By Aaron Leo
Connecticut Post Online (Bridgeport, Connecticut)
Copyright 2007 MediaNews Group, Inc.
All Rights Reserved
BRIDGEPORT, Conn. — Fire Lt. John Macnicholl has been fired for pushing a captain while fighting a fire March 1 on Laurel Avenue.
He is the third firefighter who Chief Brian Rooney has terminated since October. Ivan Fossesigurani, the captain who Macnicholl is accused shoving, was injured and on sick leave since the incident, costing the city in overtime and medical bills, the chief said.
Macnicholl declined to comment last week on whether he will appeal the decision. He said he has hired a lawyer, Steven Smart of Danbury.
In a July 3 letter, Rooney terminated Macnicholl on departmental charges, including insubordination, use of obscene, profane or disrespectful language and workplace violence. He called the incident unprovoked and apparently without reason.
“You were asked and then ordered to several times by a superior officer during fire conditions to move aside” so the captain could place a hose to extinguish the fire, Rooney wrote.
“You refused and resorted to threats and physical violence until several firefighters stopped you,” he said.
Macnicholl, the chief wrote, showed “a lack of self-respect, self-control and teamwork on your part.”
Rooney said that in making his decision he had considered Macnicholl’s claim that he failed to “correctly care for [his] medical condition.”
The chief did not disclose Macnicholl’s condition.
Another firefighter, Fire Inspector Ismael Hernandez III was fired last October on charges of insubordination, including pointing at a deputy chief while shouting at him and approaching a superior in the Fire Marshal Division “aggressively” during a dispute.
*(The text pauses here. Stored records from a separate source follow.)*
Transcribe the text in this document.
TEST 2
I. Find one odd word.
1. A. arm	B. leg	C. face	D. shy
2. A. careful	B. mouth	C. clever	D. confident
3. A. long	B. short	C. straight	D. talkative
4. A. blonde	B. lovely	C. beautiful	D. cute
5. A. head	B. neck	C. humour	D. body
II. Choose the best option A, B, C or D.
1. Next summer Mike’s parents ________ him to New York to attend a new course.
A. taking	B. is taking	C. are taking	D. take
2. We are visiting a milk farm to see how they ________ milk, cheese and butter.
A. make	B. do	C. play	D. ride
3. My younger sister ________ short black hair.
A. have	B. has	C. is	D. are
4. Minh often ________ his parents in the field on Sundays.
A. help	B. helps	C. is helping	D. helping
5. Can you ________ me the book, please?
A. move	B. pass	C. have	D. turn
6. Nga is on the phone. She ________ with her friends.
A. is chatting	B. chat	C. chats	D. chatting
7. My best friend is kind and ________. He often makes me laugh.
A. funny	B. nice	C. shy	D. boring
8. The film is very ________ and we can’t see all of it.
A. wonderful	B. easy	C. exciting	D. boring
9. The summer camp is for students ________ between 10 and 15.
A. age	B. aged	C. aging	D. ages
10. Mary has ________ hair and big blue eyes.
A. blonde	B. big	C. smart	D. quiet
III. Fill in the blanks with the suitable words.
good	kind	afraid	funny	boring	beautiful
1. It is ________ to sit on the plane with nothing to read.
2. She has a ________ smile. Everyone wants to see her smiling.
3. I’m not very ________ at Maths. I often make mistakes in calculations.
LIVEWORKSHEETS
He also accused the chief of being responsible for a string of fire deaths in the city, Rooney wrote.
He demonstrated “a total lack of respect for authority,” Rooney said in a letter to Hernandez last October.
In March, Firefighter Joseph Cennamo was fired for working in his family’s masonry business while on sick leave. He was caught on videotape.
Both firefighters’ appeals of their termination are pending before the state Labor Board.
Meanwhile, Hernandez and a former supervisor, Fire Inspector Ronald Morales, have a pending federal lawsuit charging the city’s Fire Department with racism, but haven’t specified any particular incidents.